Spero non sia una risposta scontata, ma mi verrebbe da dire "idealmente un po’ entrambi", anche perché in qualche modo le due parti si supportano a vicenda. Sicuramente l’approccio ideale è quello che coinvolge l'impegno ambientale nella sua totalità, riprendendo ad esempio quanto promosso da validi modelli come lo Sport for Climate Action Framework delle Nazioni Unite (in Italia firmato da Juventus e Udinese) o la stessa Carta per la Sostenibilità lanciata qualche mese fa dalla FIGC a conclusione del progetto LifeTackle. In questi riferimenti, si parla di approccio sistemico, di intervenire con azioni orientate a vari ambiti, e anche di comunicazione e coinvolgimento di tifosi e stakeholders. È chiaro dunque che entrambe le dimensioni da te citate dovrebbero andare di pari passo. C'è però di mezzo la questione della credibilità secondo me: su che basi provare a influenzare gli altri se di mio non faccio niente? Quindi credo che realisticamente prima si debba iniziare a realizzare anche semplici azioni, e in quel momento provare a sfruttarle come esempio per incentivare comportamenti positivi tra i tifosi, che sappiamo rientrare tra le responsabilità di un club.
Per la tua esperienza nel Regno Unito quali sono le principali differenze tra lo scenario anglosassone e quello italiano?

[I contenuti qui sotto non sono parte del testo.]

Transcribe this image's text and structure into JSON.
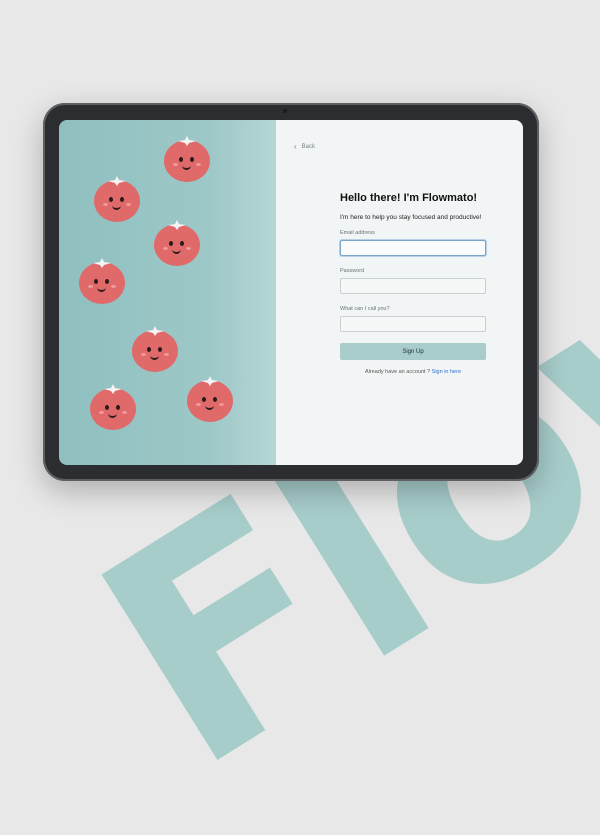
{
  "background": {
    "wordmark": "Flowmato",
    "colors": {
      "page": "#e8e8e8",
      "wordmark": "#a7cdcb"
    }
  },
  "left_panel": {
    "tomatoes": [
      {
        "id": "t1"
      },
      {
        "id": "t2"
      },
      {
        "id": "t3"
      },
      {
        "id": "t4"
      },
      {
        "id": "t5"
      },
      {
        "id": "t6"
      },
      {
        "id": "t7"
      }
    ]
  },
  "form": {
    "back_label": "Back",
    "title": "Hello there! I'm Flowmato!",
    "subtitle": "I'm here to help you stay focused and productive!",
    "email": {
      "label": "Email address",
      "value": "",
      "placeholder": ""
    },
    "password": {
      "label": "Password",
      "value": "",
      "placeholder": ""
    },
    "nickname": {
      "label": "What can I call you?",
      "value": "",
      "placeholder": ""
    },
    "submit_label": "Sign Up",
    "signin_prompt": "Already have an account ?",
    "signin_link": "Sign in here"
  },
  "colors": {
    "accent": "#a9cdcb",
    "link": "#2f6fd0",
    "tomato": "#e06a6a",
    "panel": "#8fbfbf"
  }
}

Come accennato, le differenze sono principalmente due secondo me: approccio strutturato e organizzazione in generale. La presenza di qualcuno o di qualcosa - nel caso della Premier è come detto la sua organizzazione benefica che si occupa di coordinare, facilitare e promuovere l'impegno dei club - contribuisce notevolmente ad alimentare il movimento e mantenerlo vivo, supportando concretamente con progetti e creando anche cultura sul tema. E poi c'è ovviamente la questione legata alla struttura interna ai club, che credo debba essere specifica e dedicata unicamente al tema. In Premier sai esattamente chi e cosa si occupa della questione per ciascun club, con programmi specifici ed ambito di intervento definiti. Guardando alla Serie A la situazione è invece meno chiara: nel 60% dei casi un'area operativa è in qualche modo riconoscibile, ma con una composizione ben più variegata (4 fondazioni di cui solo 3 effettivamente operative con progetti concreti, alcuni che delegano il lavoro all'area marketing, altri ad un progetto sociale). Insomma, manca quell'uniformità che secondo me aiuterebbe e potrebbe consentire alle stesse società di strutturarsi di conseguenza. Dobbiamo quindi sperare che l'impulso dei club più virtuosi (non solo nella massima serie), il recente impegno della Lega Serie A (che ha stretto una collaborazione importante con la UEFA su questo temi) e quello che da sempre cerca di promuovere la Lega Pro possano fungere da volano per la prosecuzione di quel percorso che anche il nostro calcio può e deve al più presto intraprendere.